Unfortunately the use of PAs and NPs is a problem in my opinion. The argument is that they can practice in the same scope as a physician. Being in the medical field, I can tell you that they do not and they can not. PAs and NPs are simply used because they are cheap replacement for physicians. But as we all know, you get what you pay for. When me or any of my family ever needs to go to a hospital or a medical office, I always demand to have a physician. This is because I want the best... not because I am biased.

287   Homeboy   2012 Dec 31, 4:05am  

Meccos says

The data I've seen indicated a higher rate of increase at least in the last year.

Post it. I have seen no such data.
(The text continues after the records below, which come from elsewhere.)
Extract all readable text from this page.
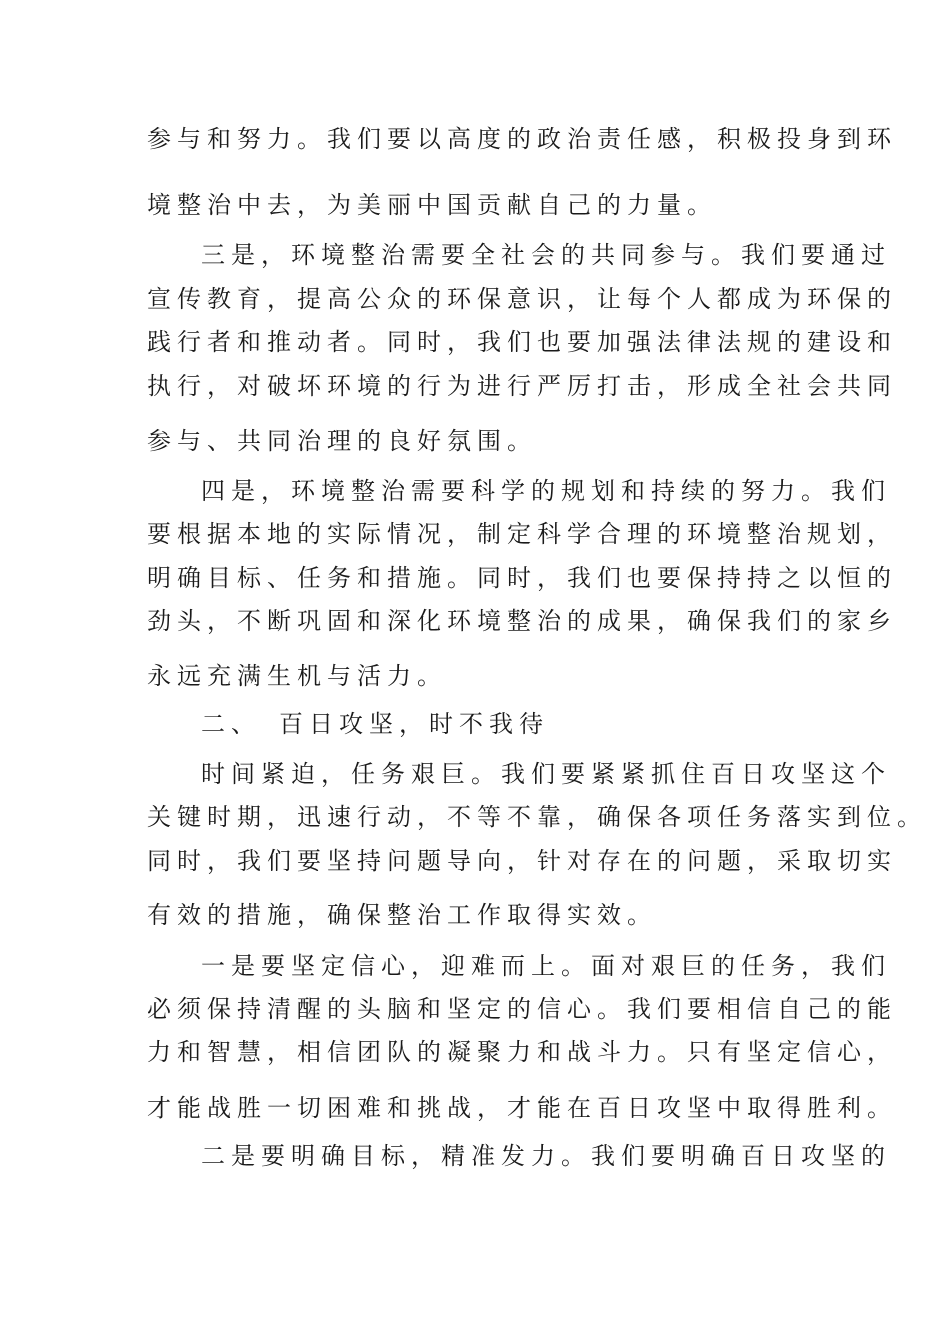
参与和努力。我们要以高度的政治责任感，积极投身到环

境整治中去，为美丽中国贡献自己的力量。

三是，环境整治需要全社会的共同参与。我们要通过

宣传教育，提高公众的环保意识，让每个人都成为环保的

践行者和推动者。同时，我们也要加强法律法规的建设和

执行，对破坏环境的行为进行严厉打击，形成全社会共同

参与、共同治理的良好氛围。

四是，环境整治需要科学的规划和持续的努力。我们

要根据本地的实际情况，制定科学合理的环境整治规划，

明确目标、任务和措施。同时，我们也要保持持之以恒的

劲头，不断巩固和深化环境整治的成果，确保我们的家乡

永远充满生机与活力。

二、　百日攻坚，时不我待

时间紧迫，任务艰巨。我们要紧紧抓住百日攻坚这个

关键时期，迅速行动，不等不靠，确保各项任务落实到位。

同时，我们要坚持问题导向，针对存在的问题，采取切实

有效的措施，确保整治工作取得实效。

一是要坚定信心，迎难而上。面对艰巨的任务，我们

必须保持清醒的头脑和坚定的信心。我们要相信自己的能

力和智慧，相信团队的凝聚力和战斗力。只有坚定信心，

才能战胜一切困难和挑战，才能在百日攻坚中取得胜利。

二是要明确目标，精准发力。我们要明确百日攻坚的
And it better be from a reliable source, not some crackpot right-wing rag.

288   Buster   2012 Dec 31, 4:13am  

David Losh says

All any one has asked for is access to the same Health Insurance Congress people enjoy.

Simply not true. Congress, government employees and anyone who qualifies for VA benefits are accessing a 'socialist' healthcare system. Which btw is awesome.
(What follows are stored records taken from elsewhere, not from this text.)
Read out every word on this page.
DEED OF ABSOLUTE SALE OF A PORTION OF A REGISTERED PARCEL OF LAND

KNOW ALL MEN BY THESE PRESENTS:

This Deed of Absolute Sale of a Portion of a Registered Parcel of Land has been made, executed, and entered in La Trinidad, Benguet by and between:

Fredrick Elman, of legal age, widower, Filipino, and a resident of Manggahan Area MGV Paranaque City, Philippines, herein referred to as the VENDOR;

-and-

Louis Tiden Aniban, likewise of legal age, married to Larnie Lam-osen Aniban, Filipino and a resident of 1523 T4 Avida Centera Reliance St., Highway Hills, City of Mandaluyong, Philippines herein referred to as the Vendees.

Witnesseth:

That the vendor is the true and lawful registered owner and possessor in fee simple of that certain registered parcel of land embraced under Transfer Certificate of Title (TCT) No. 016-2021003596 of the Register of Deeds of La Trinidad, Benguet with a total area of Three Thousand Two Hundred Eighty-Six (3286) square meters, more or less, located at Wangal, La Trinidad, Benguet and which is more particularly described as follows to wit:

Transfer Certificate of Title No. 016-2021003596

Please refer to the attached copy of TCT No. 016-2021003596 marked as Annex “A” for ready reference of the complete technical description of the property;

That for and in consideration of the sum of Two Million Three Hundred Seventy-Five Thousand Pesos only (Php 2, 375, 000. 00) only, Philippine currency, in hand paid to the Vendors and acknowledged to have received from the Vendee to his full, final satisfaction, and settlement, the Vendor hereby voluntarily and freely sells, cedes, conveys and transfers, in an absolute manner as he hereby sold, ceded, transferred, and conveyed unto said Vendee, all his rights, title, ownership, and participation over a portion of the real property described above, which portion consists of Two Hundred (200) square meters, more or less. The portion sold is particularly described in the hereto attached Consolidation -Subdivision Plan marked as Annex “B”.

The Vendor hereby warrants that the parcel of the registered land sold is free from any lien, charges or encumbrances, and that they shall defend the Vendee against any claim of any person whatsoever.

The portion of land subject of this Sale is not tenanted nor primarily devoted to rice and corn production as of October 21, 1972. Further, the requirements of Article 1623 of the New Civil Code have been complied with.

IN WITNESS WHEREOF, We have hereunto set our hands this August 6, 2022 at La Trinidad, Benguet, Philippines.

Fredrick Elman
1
Unfortunately, the vast majority of Americans have rejected such healthcare for themselves, all the while complaining about their crummy healthcare and increasing health care premiums.

American's have not asked for such healthcare, they have rejected it

289   Homeboy   2012 Dec 31, 4:14am  

Meccos says

Nevertheless the point of my comment was that one of the promises of the aca was to make healthcare more affordable... we obviously have not and likely will not see it....

Perhaps that will be the case, but you are making a premature judgment. The main provisions of ACA are not in effect yet. Whether you agree or not, those who wrote the law believed that mandatory coverage was crucial to making it work. I think it was strange to phase in other parts of the law before the mandate is enacted, but that's how they chose to do it. So until the provisions of the law actually take effect, how can you declare it a failure? All you're doing now is indicting the FORMER system.

290   Homeboy   2012 Dec 31, 4:20am  


Think about that for a second. Sure insurers can take only 20% of premiums as profit now, but there is still no cap on total premiums.

But how could you put an absolute dollar-amount cap on premiums? If expenses rose beyond what you allow the company to charge, you would be forcing them to operate at a loss.